Reactive Microservices Architecture

When my dog Arlo was a puppy, he went through a period where being on a leash made him anxious, and he would react more agressively to other dogs on the street. My husband and I took him to a class at the local SPCA called “Reactive Rover” where he learned to chill out whilst walking on leash. In the context of this class, reactive was deemed a negative quality we were learning to un-condition, yet, in service architecture, reactive takes on an entirely different meaning.

In software development, it all comes back to the customers, and the teams we assemble to serve their needs. I think of nimble teams, iterating to meet the needs of their customers. Not held back by the system, but supported by its ability to test for quality and facilitate deployment. Isolation, and the decoupling required to achieve it, is the name of the microservice game, and this isolation requires asynchronous communication boundaries between services.

Each service must take sole responsbility for its state and persistence. Services can ask for the state of other services, but do not have direct access to these states. Service persistance can be whatever makes the most sense for that service. In terms of the Event Log, we can either log the commands (Command Sourcing) or the state changes the commands elicit (Event Sourcing). This event log can then be used querying, auditing, replaying, debugging, and replication. I like this fresh take on the relationship between the log and the database by Pat Helland: “The truth is the log. The database is a cache of a subset of the log. The cached subset happens to be the latest value of each record and index value from the log.”

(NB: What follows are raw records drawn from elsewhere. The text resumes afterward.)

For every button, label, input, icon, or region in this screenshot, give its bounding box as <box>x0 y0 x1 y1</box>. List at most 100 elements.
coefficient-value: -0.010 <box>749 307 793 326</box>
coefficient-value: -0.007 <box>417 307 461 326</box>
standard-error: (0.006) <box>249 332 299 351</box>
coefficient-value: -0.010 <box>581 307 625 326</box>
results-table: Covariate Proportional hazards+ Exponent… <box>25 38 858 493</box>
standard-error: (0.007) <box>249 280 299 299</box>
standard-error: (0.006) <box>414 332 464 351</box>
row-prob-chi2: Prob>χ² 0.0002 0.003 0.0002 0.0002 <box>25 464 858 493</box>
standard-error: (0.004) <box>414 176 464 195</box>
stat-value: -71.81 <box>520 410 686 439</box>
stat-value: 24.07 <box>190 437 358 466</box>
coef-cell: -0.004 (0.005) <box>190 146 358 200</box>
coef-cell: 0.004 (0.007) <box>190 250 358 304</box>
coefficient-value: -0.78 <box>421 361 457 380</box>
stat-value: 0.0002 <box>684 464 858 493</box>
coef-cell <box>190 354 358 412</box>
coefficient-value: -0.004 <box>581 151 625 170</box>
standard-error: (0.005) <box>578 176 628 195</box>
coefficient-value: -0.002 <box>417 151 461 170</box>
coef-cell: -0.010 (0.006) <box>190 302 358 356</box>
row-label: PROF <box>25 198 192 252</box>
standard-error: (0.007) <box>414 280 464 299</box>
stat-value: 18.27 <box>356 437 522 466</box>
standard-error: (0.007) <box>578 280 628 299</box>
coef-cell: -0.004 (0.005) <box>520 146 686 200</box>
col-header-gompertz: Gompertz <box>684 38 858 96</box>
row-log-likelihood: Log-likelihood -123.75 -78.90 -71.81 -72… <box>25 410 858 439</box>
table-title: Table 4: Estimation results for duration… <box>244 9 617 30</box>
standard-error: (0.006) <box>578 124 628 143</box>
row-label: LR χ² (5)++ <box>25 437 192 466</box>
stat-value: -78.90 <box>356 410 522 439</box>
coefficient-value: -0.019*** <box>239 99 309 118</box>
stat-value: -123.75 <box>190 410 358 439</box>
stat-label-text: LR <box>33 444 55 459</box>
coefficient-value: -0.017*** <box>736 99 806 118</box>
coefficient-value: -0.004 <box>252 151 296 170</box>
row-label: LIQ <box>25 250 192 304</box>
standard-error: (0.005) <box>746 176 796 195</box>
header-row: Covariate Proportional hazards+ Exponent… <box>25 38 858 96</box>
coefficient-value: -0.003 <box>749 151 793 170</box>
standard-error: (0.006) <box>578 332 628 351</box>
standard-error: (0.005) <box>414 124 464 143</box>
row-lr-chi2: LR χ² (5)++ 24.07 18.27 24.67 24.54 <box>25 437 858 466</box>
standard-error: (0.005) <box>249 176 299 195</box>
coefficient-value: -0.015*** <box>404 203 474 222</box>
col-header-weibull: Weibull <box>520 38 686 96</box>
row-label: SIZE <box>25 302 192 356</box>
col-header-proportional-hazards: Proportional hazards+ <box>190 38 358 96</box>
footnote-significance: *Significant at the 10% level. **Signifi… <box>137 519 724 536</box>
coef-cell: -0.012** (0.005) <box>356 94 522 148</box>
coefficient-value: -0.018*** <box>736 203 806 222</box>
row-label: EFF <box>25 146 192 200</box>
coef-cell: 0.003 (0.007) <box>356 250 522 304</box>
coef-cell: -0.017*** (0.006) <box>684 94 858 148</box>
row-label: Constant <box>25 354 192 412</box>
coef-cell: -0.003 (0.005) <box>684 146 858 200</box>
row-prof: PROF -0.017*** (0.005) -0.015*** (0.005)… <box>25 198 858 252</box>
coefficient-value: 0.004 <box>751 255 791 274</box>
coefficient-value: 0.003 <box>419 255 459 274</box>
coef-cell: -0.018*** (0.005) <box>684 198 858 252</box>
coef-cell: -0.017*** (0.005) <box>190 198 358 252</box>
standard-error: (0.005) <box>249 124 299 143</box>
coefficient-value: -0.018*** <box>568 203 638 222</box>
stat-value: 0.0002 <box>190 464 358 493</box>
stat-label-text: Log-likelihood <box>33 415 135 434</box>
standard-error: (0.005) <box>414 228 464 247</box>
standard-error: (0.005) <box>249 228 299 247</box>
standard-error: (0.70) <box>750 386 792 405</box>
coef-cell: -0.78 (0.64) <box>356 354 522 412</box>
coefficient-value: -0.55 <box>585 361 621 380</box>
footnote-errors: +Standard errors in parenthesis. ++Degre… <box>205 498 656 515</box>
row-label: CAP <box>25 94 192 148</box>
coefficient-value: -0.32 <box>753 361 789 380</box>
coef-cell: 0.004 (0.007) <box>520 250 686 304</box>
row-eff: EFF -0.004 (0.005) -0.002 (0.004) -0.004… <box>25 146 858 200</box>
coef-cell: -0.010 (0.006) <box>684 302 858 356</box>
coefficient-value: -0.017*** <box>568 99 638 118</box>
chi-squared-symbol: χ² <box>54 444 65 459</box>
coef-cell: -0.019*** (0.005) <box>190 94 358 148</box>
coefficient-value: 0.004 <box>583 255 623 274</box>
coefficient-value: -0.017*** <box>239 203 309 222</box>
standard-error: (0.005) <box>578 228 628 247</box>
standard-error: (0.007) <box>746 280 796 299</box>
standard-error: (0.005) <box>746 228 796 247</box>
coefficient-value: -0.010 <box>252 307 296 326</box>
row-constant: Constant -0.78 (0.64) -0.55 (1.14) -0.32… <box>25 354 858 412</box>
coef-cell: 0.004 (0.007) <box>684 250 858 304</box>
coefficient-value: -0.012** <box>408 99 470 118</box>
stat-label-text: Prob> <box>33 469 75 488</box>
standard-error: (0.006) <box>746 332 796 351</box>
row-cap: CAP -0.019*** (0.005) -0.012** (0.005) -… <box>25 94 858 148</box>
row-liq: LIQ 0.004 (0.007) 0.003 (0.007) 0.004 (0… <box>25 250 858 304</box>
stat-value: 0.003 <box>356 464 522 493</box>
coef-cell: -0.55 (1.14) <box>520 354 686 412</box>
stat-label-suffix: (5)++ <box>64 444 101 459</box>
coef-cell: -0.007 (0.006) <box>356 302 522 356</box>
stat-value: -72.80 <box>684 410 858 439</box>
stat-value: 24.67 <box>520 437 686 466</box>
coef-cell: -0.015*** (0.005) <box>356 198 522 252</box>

An important caution is raised, which is that REST is “always at the expense of decoupling, system evolution, scale, and availability.” Whoa! Them be fighting words. The point is that REST is most often synchronous, so should only be used in contexts of tightly coupled services. RPCs should be investigated more fully as an alternative, and I will save that for another post.

A concise history lesson is provided, that shows how we went from storing large batches in HDFS for large, off-line batch process, to Lambda architecture with distinct speed layer and batch layer, which were eventually merged, to where we are now with “data in motion” extending all the way to the log files in each service’s data store.

Another concept that is only touched upon briefly is Location Transparency, which starts to get at how services will find and communicate with one another when their code is distributed acorss the cloud cluster. Addressess must be stable for the life of the service, irregardless of where it is currently being run. It is also a virtual address, in that it could represent any number of instances running the service (as this may scale up and down, depending on what is needed).

OK, now to the hit parade of things our microservice architecture should be able to do.

Service Discovery

To help services find one another, we can use a pattern called Inversion of Control (IoC), where each service reports to the platform where it is currently running, which can then be made available through a Service Registry (Client-Side Service Discovery). The locations can also be stored in a load balancer (AWS ELB, for instance), or in the address references themselves (Server-Side Service Discovery).

API Management

For services that must communicate with several other services, it is often preferable to use an API Gateway. This API Gateway will receive the request, sequence the calls to the necessary APIs (applying protocol translations where necessary), formatting the responses, and sending the responses back to the client.

Communication layer

The Enterprise Service Bus (ESB) has traditionally coordinated communication in Service Oriented Architeture (SOAs), yet systems are evolving to employ scalable messaging queues (implemented with platforms like Kafka or Kinesis). This provides a pub-sub process where producers and consumers can interact independently with the queue. It is proposed that pub-sub won’t serve all cases (although I’m curious to hear more compelling edge cases), in which case something like Akka Streams, whose actor model abstraction and platform affords far more control in defining the nuances of a parallel processing/distributed system.

Integration

How we control the flow of calls/data between systems requires we have some protocol defining their interface, and, often, this protocol defines some form of back-pressure to control the flow of data between the systems. Failures must also be captured and quarentined to prevent cascading failures. One design pattern has been to have services emit event streams that other systems can consume.